Child care workers built movement to raise pay, include more families
By Kate Blackwood
In the early 1990s, labor activists responded, with some success, to the exploitation of waged child care workers by dissolving the usual labor divisions between workplace and home, employer and employee, and labor and love, according to a new account of the movement by Justine Modica, a Klarman Postdoctoral Fellow in history in the College of Arts and Sciences.
United by their close working relationships and their shared sense that society undervalues the work of caring for children, workers and center directors in the Worthy Wage movement strove to increase public funding of child care, ultimately making progress in organizing family child care centers, which are based in providers’ homes and funded largely by government stipends to low-income children.
Future efforts to fairly compensate child care workers will likely retain these redefined relationships between workers, bosses and families who receive care, Modica argues.
“Worthy Wages in the Emerald City: Worker- and Director-Led Childcare Movements in Seattle, 1984-2006” published May 1 in the journal Labor: Studies in Working-Class History.
“The Worthy Wage movement brought to a boil a child care labor crisis that had been simmering for decades,” Modica wrote. As the portion of women with children in the work force expanded from 20% in 1950 to about 70% in 1995, “a low-wage child care workforce expanded rapidly, as well.”
By 1990s, it was a true industry: From 1967 to 1990, the number of child care centers tripled nationwide, and the number of children served quadrupled. But child care labor remained poorly compensated, Modica said. In 1989, child care workers in Seattle earned an average of $5.21/hour, typically in small centers with fewer than 15 employees and thin profit margins. Fewer than a third of these workers had full health care benefits, more than 40% worked a second job, and more than 40% left the profession each year.
In the 1970s and 1980s, child care labor activists in Berkeley, California; Ann Arbor, Michigan; Madison, Wisconsin; and Seattle began collaborating to address the undercompensation of child care workers nationwide, forming the roots of the Worthy Wage movement, Modica said.
The initial goal of Worthy Wage activists was to raise public awareness – starting with parents – of the links between compensation and quality of care in hopes that voters would urge policymakers to expand public funding for child care.
The movement used some creative tactics, such as a flyer sent home in kids’ backpacks in 1992 announcing a fee increase set to take effect on April 1 to “reflect more accurately our costs of providing care to your child.” The flyer was an April Fool’s bluff, but it included a serious awareness message: “If you thought that was scary, try working for $5.21/hour.”

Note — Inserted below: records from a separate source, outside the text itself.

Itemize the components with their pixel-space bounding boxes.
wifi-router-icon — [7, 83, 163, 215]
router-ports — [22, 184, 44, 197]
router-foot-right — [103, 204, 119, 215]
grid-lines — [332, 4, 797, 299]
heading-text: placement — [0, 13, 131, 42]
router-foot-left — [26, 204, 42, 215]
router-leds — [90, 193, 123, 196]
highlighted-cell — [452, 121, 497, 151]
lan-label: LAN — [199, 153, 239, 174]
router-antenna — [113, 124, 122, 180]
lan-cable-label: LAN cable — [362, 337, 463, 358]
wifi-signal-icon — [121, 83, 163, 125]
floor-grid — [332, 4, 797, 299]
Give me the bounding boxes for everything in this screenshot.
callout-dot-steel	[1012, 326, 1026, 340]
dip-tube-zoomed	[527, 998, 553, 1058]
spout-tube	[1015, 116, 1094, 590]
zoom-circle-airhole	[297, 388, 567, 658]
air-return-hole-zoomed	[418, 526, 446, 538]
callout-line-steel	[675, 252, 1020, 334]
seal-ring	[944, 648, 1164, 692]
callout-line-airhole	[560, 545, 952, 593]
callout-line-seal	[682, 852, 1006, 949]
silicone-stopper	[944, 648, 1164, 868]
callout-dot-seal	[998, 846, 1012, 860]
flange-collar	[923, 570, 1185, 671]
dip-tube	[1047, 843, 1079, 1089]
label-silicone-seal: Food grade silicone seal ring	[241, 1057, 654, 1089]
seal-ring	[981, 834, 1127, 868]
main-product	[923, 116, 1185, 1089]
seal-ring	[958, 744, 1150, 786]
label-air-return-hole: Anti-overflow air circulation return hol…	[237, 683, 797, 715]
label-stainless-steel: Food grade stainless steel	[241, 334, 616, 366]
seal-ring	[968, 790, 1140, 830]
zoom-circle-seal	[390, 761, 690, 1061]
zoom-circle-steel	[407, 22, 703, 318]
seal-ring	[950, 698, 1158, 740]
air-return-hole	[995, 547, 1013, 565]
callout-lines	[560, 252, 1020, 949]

Worthy Wage activists also held rallies and walkouts in Seattle and other cities where child care workers marched alongside center directors and families for whom care was not being provided that day. Seattle was the first city to attempt a coordinated day of center closures.
“Initially, these closures were led by a group of progressive day care directors who had been meeting since 1984 to discuss their frustrations about being unable to offer workers wages that would keep them in the field,” Modica said.
By the mid-1990s, activists had achieved greater awareness of the industry’s poverty wages but had not improved the situation. In 1998, the movement entered an agreement with Service Employees International Union (SEIU) District 925. Called the Child Care Union Project, it was, Modica wrote, “not the first child care union in the country, but it was one of the most ambitious efforts to organize providers in centers that were not publicly funded and thus did not share a common employer.”
Eventually, 12 out of 243 Seattle child care centers organized, a few of which are still operating and organized.
A greater success came when SEIU District 925 turned its attention to family child care centers, which are based in providers’ homes. Funded largely by stipends to low-income children, in-home care centers were able to leverage this state-based income to bargain with the state.
“Future efforts to retain child care workers, stabilize the field and expand child care access for families will need to fully conceptualize the needs of workers and families as intertwined and symbiotic,” Modica said. “Not only can a state solution make child care more broadly available to families, but it can provide a common employer from whom child care workers may demand the wages and benefits that will make possible the long-term careers most workers desire.”
Kate Blackwood is a writer for the College of Arts and Sciences.